Interview with storyteller extraordinaire Bob Hartman

Bob Hartman has been working for over twenty years as a performance storyteller for children, using his dynamic and interactive style to entertain audiences. He’s also the author of over sixty books. He and his wife have two grown children and three grandchildren, and they split their time between the UK and the USA.

IMG_1917Part of the reason I’m a writer is CS Lewis’s Chronicles of Narnia. I know everyone says that! But when I was at elementary school, every Friday afternoon Mr McKee would lower the blinds in our hundred-year-old classroom and read to us. The gloomy schoolroom would be filled with his voice and a special kind of magic. And I thought, “Yes, this is amazing!” Those books have always been at the heart of things for me.

My brother used to love puppets. When he was 9, he asked me to write him a script. I jumped at the chance and soon we were putting on shows regularly. I was usually the narrator and Tim did the puppets. I soon learned firsthand what it was that made an audience laugh.

It’s so sad that very few in the UK know Madeleine L’Engle’s A Wrinkle in Time. It’s fantasy shot through with faith but not in an overt fashion. It was one of the first science-fiction books with a strong female lead. We enjoyed reading it to our kids.

Angels, Angels All Around is my favorite of the books I’ve written, for it was the first time I felt I succeeded in bringing an original idea to life. It’s a series of stories; some are moving and some are funny. I worked really hard on that book, and I was allowed to play. My editor kept saying, “You can do it better; you can do it better.” So I kept rewriting, and in the end I felt like that book came out.

Tapestry, one of my books for children, has flowed out of my reading of Tom Wright’s Surprised by Hope; I have a lot of admiration for his ability to make theology sensible. Tapestry seems to be meeting a need. I met a woman recently who works in a bookshop whose brother died, followed by a close friend. She said my book was honest but not sentimental, and for me that that made all the difference in the world.

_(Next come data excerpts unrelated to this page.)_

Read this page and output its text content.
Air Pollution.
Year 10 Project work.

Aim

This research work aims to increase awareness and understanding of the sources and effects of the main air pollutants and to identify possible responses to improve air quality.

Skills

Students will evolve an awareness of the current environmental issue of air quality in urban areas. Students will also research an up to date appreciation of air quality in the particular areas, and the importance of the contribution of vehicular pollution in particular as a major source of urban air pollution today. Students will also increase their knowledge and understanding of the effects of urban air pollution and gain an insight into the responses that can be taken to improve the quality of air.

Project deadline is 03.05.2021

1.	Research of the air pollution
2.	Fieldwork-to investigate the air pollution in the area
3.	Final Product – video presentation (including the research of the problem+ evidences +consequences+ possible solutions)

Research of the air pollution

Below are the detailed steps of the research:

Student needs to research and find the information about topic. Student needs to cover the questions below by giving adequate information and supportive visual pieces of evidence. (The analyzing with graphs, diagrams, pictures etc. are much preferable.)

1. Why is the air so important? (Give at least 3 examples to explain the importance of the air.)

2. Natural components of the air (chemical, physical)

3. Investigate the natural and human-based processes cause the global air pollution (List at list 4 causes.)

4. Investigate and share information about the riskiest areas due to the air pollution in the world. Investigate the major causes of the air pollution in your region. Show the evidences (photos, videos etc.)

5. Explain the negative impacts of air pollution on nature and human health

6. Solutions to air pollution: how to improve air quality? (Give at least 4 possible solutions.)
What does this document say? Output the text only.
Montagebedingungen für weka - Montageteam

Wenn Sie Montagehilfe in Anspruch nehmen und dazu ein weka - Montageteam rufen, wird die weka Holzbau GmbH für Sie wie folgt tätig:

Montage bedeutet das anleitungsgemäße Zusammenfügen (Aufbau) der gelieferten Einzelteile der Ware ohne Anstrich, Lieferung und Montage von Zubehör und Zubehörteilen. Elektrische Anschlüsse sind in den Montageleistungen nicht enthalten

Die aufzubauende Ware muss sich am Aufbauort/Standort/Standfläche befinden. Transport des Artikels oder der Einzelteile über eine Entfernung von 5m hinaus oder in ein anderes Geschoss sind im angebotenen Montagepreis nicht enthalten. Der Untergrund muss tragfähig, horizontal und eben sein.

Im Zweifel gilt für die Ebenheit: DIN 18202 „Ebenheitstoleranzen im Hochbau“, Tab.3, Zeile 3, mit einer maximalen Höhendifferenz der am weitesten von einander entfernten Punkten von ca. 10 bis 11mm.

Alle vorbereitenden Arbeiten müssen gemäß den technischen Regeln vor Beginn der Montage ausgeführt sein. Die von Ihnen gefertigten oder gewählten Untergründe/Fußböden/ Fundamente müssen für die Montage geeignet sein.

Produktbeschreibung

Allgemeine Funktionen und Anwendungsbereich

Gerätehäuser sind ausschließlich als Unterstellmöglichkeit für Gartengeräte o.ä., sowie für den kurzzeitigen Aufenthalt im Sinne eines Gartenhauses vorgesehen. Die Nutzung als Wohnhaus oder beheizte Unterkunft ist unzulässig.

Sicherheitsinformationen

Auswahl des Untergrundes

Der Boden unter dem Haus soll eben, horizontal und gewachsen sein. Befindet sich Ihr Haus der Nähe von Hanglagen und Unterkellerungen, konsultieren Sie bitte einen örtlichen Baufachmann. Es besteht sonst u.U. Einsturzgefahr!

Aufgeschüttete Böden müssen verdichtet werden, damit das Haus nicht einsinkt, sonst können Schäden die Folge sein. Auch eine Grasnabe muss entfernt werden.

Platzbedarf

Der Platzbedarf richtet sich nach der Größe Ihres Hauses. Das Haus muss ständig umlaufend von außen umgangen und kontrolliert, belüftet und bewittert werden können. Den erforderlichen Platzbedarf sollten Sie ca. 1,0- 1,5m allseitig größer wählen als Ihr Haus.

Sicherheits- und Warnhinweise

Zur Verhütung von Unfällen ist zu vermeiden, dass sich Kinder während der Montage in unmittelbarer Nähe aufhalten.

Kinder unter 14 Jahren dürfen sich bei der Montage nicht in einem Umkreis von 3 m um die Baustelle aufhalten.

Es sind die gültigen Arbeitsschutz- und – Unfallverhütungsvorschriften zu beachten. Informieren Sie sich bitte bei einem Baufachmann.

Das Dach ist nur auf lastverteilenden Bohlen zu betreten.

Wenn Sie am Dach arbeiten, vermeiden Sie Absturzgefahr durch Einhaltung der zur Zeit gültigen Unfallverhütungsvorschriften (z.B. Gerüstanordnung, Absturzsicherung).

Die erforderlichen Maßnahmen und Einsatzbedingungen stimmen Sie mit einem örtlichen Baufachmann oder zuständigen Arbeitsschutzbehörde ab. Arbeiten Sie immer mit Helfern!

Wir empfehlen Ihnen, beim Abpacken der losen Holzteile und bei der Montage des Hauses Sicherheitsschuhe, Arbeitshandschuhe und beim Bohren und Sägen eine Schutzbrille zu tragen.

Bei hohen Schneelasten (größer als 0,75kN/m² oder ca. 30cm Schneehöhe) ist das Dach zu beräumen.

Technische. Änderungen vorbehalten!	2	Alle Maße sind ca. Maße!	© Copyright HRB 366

Frederick Buechner’s Telling the Truth: The Gospel as Tragedy, Comedy and Fairy Tale is amazing. When I first read it I was studying for the ministry. Previously I had an English major, and then began doing theology. Telling the Truth said you could do both – telling stories was telling the truth. This was before the whole narrative theology movement. I felt like he was saying, “Oh you can do it! Yeah; go for it!” So I did.

I don’t go to the beach much but I enjoy reading literary fiction. Such as Gilead by Marilynne Robison. Or The Road by Cormac McCarthy. The Times called it the novel of the decade and I think that’s fair enough.

People in my book club hate it when I pick the books because I always pick the heavy, sad, angsty, violent ones…. You know, those featuring post-apocalyptic cannibals. They hate me when we’re reading but eventually they love the books. But everyone nearly quit when we did Flannery O’Connor; they couldn’t make heads or tales of the story. She has a gift of pouring grace into the reality of life. Still, not everyone quite gets it. One guy just got up and left, saying, “I’ve had it.”